Controller and workers use the same run_id (e.g. "distributed-demo" in the example configs). See examples/distributed/README.md in the repo for details and custom config paths.

Config

Controller (examples/distributed/controller.toml): [nodes] mode = "distributed", role = "controller", run_id = "distributed-demo", [bus] backend = "redis".

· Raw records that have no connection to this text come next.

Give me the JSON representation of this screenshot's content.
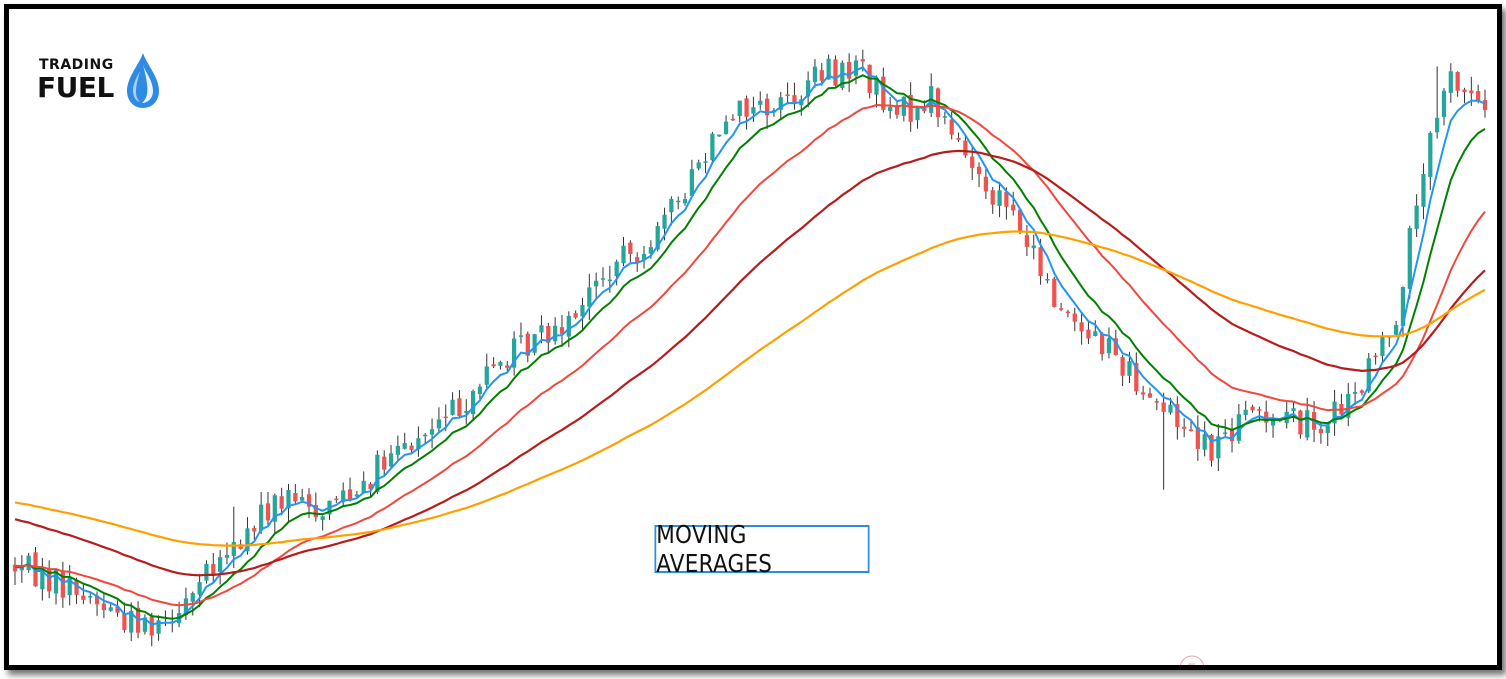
{
  "logo": {
    "line1": "TRADING",
    "line2": "FUEL",
    "brand_color": "#2f8ae6",
    "icon": "water-drop-icon"
  },
  "chart_data": {
    "type": "candlestick",
    "title": "MOVING AVERAGES",
    "grid": false,
    "legend": "none",
    "num_candles": 216,
    "colors": {
      "up": "#26a69a",
      "down": "#ef5350",
      "ma_fast": "#2196f3",
      "ma_mid": "#008000",
      "ma_slow": "#f2473d",
      "ma_long": "#b71c1c",
      "ma_longest": "#ffa000"
    },
    "price_path": [
      [
        0,
        0.32
      ],
      [
        8,
        0.23
      ],
      [
        18,
        0.06
      ],
      [
        22,
        0.1
      ],
      [
        30,
        0.32
      ],
      [
        38,
        0.6
      ],
      [
        45,
        0.57
      ],
      [
        55,
        0.78
      ],
      [
        62,
        0.93
      ],
      [
        70,
        1.18
      ],
      [
        80,
        1.39
      ],
      [
        88,
        1.62
      ],
      [
        95,
        1.8
      ],
      [
        104,
        2.3
      ],
      [
        112,
        2.33
      ],
      [
        118,
        2.46
      ],
      [
        124,
        2.49
      ],
      [
        128,
        2.26
      ],
      [
        134,
        2.36
      ],
      [
        138,
        2.14
      ],
      [
        146,
        1.84
      ],
      [
        152,
        1.47
      ],
      [
        160,
        1.27
      ],
      [
        168,
        1.0
      ],
      [
        175,
        0.84
      ],
      [
        182,
        1.0
      ],
      [
        190,
        0.93
      ],
      [
        196,
        1.04
      ],
      [
        202,
        1.42
      ],
      [
        206,
        2.04
      ],
      [
        210,
        2.44
      ],
      [
        215,
        2.32
      ]
    ],
    "ma_periods": [
      {
        "name": "ma_fast",
        "period": 5
      },
      {
        "name": "ma_mid",
        "period": 10
      },
      {
        "name": "ma_slow",
        "period": 24
      },
      {
        "name": "ma_long",
        "period": 50
      },
      {
        "name": "ma_longest",
        "period": 100
      }
    ]
  },
  "footer": {
    "badge_icon": "circle-badge-icon"
  }
}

Worker (examples/distributed/worker.toml): Same run_id and [bus] backend = "redis", role = "worker", rpc_port = 7701, max_workers_per_node = 4.

Architecture

  • Controller — Plans the task DAG, wins leader election, runs the dispatch loop, saves scheduler snapshots, tracks worker heartbeats and reclaims tasks from lost workers.
  • Workers — Register, subscribe to TASK_READY, claim/execute tasks, publish TASK_COMPLETED/FAILED, send heartbeats (load, cached tools, completed task IDs for affinity).
  • Redis — Message bus (pub/sub), cluster registry, leader lock, snapshot store.
  • Task routing — Controller uses memory affinity, tool cache affinity, and load; workers with a different major.minor version are excluded.

CLI: node commands

  • hivemind node start [--role] [--port] [--workers] [--tags] — Start a node (config-driven).
  • hivemind node status [--controller-url] — GET controller /status.
  • hivemind node workers [--controller-url] — List workers.
  • hivemind node drain <node_id> — Stop that worker from taking new tasks.
  • hivemind node logs [--follow] — Stream events from controller.

Doctor

When [nodes] mode = "distributed", hivemind doctor checks Redis reachability, fastapi/uvicorn installation, and warns if rpc_token is not set. When mode is single, it reports "Running in single-node mode — no cluster checks needed."